Una specialità di pesce che arriva da una delle zone più belle della Penisola, il Salento. Qui, quasi seicento anni fa, nacquero i Pupiddi alla Scapece, un piatto povero diventato nel tempo parte integrante della tradizione gastronomica di questa terra, fatta di sapori semplici e genuini.
I pupiddi sono i piccoli della menola (Spicara maena) o dello zerro (Centracanthus cirrus), due varietà di pesce azzurro raccolte in questo periodo dell’anno a Gallipoli e nelle altre città della costa salentina, tra il basso Adriatico e lo Ionio, con l’imbrocco, una rete dalle maglie molto fitte utilizzata per catturare pesci dalle dimensioni ridotte, come acciughe e sardine.
Lunghi dai due ai dieci centimetri – sono talmente piccini che spesso non è necessario privarli della testa e della lisca prima di cucinarli –, questi pesciolini vanno mangiati rigorosamente fritti, conditi con mollica di pane raffermo grattugiata e marinati nella scapece gallipolina, una preparazione a base di aceto e zafferano, un ingrediente indispensabile per il risultato finale, che conferisce alla pietanza un carico color giallo oro.
Nel corso delle sagre che animano le estati del Tacco d’Italia, come nelle feste patronali, è impossibile non imbattersi nelle bancarelle degli “scapeciari”, gli ambulanti che vendono i pupiddi come cibo di strada, sistemandoli all’interno di grosse tinozze di legno, chiamate “calette” in dialetto salentino.

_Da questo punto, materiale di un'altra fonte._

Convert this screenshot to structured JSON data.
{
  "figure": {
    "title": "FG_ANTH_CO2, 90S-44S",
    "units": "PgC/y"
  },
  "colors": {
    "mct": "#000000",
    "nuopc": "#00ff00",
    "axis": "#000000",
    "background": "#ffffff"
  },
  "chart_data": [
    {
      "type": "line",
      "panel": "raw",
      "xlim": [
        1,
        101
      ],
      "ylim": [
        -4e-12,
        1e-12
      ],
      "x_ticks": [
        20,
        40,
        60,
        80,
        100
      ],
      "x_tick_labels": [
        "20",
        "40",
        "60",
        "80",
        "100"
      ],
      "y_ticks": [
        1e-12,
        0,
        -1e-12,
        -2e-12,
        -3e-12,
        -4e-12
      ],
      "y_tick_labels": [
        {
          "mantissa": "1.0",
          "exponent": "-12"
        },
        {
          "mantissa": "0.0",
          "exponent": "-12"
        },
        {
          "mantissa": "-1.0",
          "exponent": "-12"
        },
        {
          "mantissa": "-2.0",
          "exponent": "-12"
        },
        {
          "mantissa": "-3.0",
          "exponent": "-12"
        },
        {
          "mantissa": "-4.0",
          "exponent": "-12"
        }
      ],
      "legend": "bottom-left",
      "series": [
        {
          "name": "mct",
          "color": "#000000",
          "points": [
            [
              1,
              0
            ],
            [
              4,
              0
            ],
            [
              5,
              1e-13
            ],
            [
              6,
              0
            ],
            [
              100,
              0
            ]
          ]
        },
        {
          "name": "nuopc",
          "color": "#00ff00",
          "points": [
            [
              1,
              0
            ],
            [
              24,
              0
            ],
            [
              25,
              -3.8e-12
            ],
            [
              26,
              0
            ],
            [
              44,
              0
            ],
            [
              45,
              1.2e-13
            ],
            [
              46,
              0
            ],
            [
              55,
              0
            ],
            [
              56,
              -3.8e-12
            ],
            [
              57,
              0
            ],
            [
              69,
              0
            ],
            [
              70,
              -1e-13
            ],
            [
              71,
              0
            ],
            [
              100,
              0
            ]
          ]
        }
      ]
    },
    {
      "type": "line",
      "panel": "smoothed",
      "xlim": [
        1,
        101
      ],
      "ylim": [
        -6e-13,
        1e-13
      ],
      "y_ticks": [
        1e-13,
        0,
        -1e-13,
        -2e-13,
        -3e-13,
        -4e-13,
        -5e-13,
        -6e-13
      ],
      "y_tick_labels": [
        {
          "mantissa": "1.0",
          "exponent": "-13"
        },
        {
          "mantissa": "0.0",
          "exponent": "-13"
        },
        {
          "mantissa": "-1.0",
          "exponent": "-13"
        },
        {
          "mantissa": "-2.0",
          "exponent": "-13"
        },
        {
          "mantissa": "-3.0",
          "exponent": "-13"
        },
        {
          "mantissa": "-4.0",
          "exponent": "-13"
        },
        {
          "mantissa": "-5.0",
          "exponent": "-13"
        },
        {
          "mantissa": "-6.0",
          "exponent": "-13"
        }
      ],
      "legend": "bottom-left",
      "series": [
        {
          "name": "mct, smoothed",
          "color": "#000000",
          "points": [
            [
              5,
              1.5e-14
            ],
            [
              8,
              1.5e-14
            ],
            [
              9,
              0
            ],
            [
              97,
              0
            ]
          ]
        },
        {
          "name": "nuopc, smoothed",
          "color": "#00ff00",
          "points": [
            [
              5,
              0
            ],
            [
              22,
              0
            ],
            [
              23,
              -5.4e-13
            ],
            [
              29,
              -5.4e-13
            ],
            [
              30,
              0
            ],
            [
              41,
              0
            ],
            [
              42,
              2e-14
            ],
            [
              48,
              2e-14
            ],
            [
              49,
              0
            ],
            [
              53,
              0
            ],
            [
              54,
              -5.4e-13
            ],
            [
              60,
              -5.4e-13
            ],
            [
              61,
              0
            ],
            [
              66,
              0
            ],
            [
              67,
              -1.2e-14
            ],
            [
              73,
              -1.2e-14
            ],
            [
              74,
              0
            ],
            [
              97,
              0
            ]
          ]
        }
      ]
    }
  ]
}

Oggi quindi la scapece gallipolina è considerata uno street food, da gustare in piedi, durante una passeggiata sul lungomare di Gallipoli, Otranto, Porto Cesareo, Santa Maria di Leuca o in una delle altre splendide località del Salento, scelte da numerosi turisti come meta delle proprie vacanze; ma è anche un piatto ricercato, presente nei menu dei tanti ristorantini di pesce della zona. Eppure, come molte altre pietanze che hanno scritto la storia culinaria del nostro Paese, ebbe origine in una condizione di grande povertà, quando, alla fine del Quattrocento, gli Ottomani assediarono la Puglia: per scongiurare la fame, gli abitanti delle coste si rifornirono di grandi quantità di pesce che conservarono poi con la marinatura di aceto, per evitare che andasse a male.